When we discovered that we also had purple Peeps available to us, the idea for the next shot was instantaneous---"The Purple 'Peep'le Eater." Basically it was a Purple Hooter shot with a purple Peep predictably serving as the garnish.

We started to realize that we were failing to incorporate the wide variety of candy we had at our disposal, so the next shot involved a Reese's peanut butter and chocolate candy molded into an Easter bunny straddling a shot of expresso-flavored vodka. To add a little more to it, we also threw a couple of candy eggs in there. The given title of "Hop On It" nicely conveyed the sexual undertones we were going for.

Of course no one took us up on these "special" offerings, but it sure did make five hours go by a hell of a lot faster. Oh, and did I mention that at the end of my shift I filled a 10-inch hallow chocolate Easter bunny with Guinness and proceeded to drink out of it? Oh, well I did.

Happy Easter.

Saturday, April 16, 2011

I Traveled Back In Time Last Night

The topic for my first entry presented itself most unwelcomely immediately upon my arrival to work yesterday. Little did I know that the blinking red light at the last intersection I cross on my route to work cruelly foreshadowed the lack of power that extended to include the bar. Had I recognized the warning, I might have just turned back then.

This is something that I've only had to deal with maybe a few times in my six years in the service industry, and while I consider myself a seasoned pro in the biz, I am notorious among my coworkers for being the first to lose my cool in these conditions. Why? Because the jaded self-proclaimed "beer connoisseurs" of Dallas do not care if a power loss means you have to do the same job harder which thus, takes longer; they are far from compassionate and anything but patient in these situations. So during these shifts, my tips suffer, my spirit dies and the phrase "fuck my life" runs through my head repeatedly.

Several people leave due to our limited menu, then we lose draught beers to heat. Half of the computers come back up---a much appreciated miracle---but all in all, the shift predictably proved tiresome and unrewarding.

The quaint and simple ways of the 1950s have no place in the fast-paced modern Metroplex. Sure, our reliance on computers can always be criticized with the hypocritical statement of "the world managed without them before." And yeah, it did. But waitresses in the 1950s weren't averaging $1500 sales on weekends.

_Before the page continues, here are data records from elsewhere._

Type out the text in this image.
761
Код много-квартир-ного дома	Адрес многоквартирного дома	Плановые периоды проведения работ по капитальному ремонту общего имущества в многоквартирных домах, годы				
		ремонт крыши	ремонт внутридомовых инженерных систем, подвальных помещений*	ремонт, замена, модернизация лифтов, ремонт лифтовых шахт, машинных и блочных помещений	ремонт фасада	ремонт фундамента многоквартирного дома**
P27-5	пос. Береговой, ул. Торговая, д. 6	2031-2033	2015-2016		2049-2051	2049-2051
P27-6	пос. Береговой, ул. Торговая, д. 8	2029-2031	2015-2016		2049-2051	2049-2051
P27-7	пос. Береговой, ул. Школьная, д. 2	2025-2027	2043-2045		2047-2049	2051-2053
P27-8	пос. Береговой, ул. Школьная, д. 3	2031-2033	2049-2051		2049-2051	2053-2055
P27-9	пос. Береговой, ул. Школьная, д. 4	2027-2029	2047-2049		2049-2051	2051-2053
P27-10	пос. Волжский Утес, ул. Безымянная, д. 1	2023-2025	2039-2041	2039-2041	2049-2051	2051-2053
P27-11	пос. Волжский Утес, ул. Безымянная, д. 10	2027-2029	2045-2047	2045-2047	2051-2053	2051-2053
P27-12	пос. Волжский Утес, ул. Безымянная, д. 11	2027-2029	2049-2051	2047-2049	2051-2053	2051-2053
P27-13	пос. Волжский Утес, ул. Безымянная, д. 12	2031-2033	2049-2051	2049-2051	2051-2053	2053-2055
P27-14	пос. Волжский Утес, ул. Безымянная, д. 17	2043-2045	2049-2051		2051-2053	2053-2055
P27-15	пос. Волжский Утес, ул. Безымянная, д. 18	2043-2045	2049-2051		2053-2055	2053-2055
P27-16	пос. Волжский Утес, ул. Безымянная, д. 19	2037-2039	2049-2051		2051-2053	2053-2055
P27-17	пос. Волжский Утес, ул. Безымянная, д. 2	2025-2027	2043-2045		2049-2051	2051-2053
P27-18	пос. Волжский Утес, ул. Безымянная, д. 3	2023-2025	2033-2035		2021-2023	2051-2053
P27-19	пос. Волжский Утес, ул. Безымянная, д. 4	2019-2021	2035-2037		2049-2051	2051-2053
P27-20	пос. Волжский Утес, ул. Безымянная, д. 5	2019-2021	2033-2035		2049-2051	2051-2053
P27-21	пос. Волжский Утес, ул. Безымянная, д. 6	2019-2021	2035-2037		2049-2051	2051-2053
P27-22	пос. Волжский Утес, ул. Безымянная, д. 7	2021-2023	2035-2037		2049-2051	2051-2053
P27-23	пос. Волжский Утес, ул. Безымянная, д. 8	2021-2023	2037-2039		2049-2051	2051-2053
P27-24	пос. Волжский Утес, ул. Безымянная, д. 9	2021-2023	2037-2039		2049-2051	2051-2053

My sister works the day shift today and just sent a text to let me know that the power is back on. It's a good thing too because I'm not sure my will could withstand another trip back to the past tonight.

Friday, April 15, 2011

Back to the Ol' Grind

I should've done this a long time ago, but I'll just start now.

My name is Savannah, and I am a cocktail waitress at a bar in Dallas. This line of work generates some spectacular stories, but most are expressed in petty complaints to co-workers and then quickly forgotten.

You would not believe some of the stuff people do in bars. You wouldn't know because I am assuming that you are one of those stand-up people, the ones who can civilly have a few, pay the bill without contest and be responsible enough to find the safest way home---not the ones breaking pool cues on a punching bag, slitting his best friend's throat with a broken bottle or hiding in the bathroom till after close to strangle the guy who tried to calm him down (all true stories).

I go to work the Friday night shift in two hours, and today will mark the first day of many where I will be chronicling my misadventures in this crazy job. To remain sane, I have to remind myself daily, "you'll get out of this, that's why you're going to college." It doesn't always work, but maybe this will help.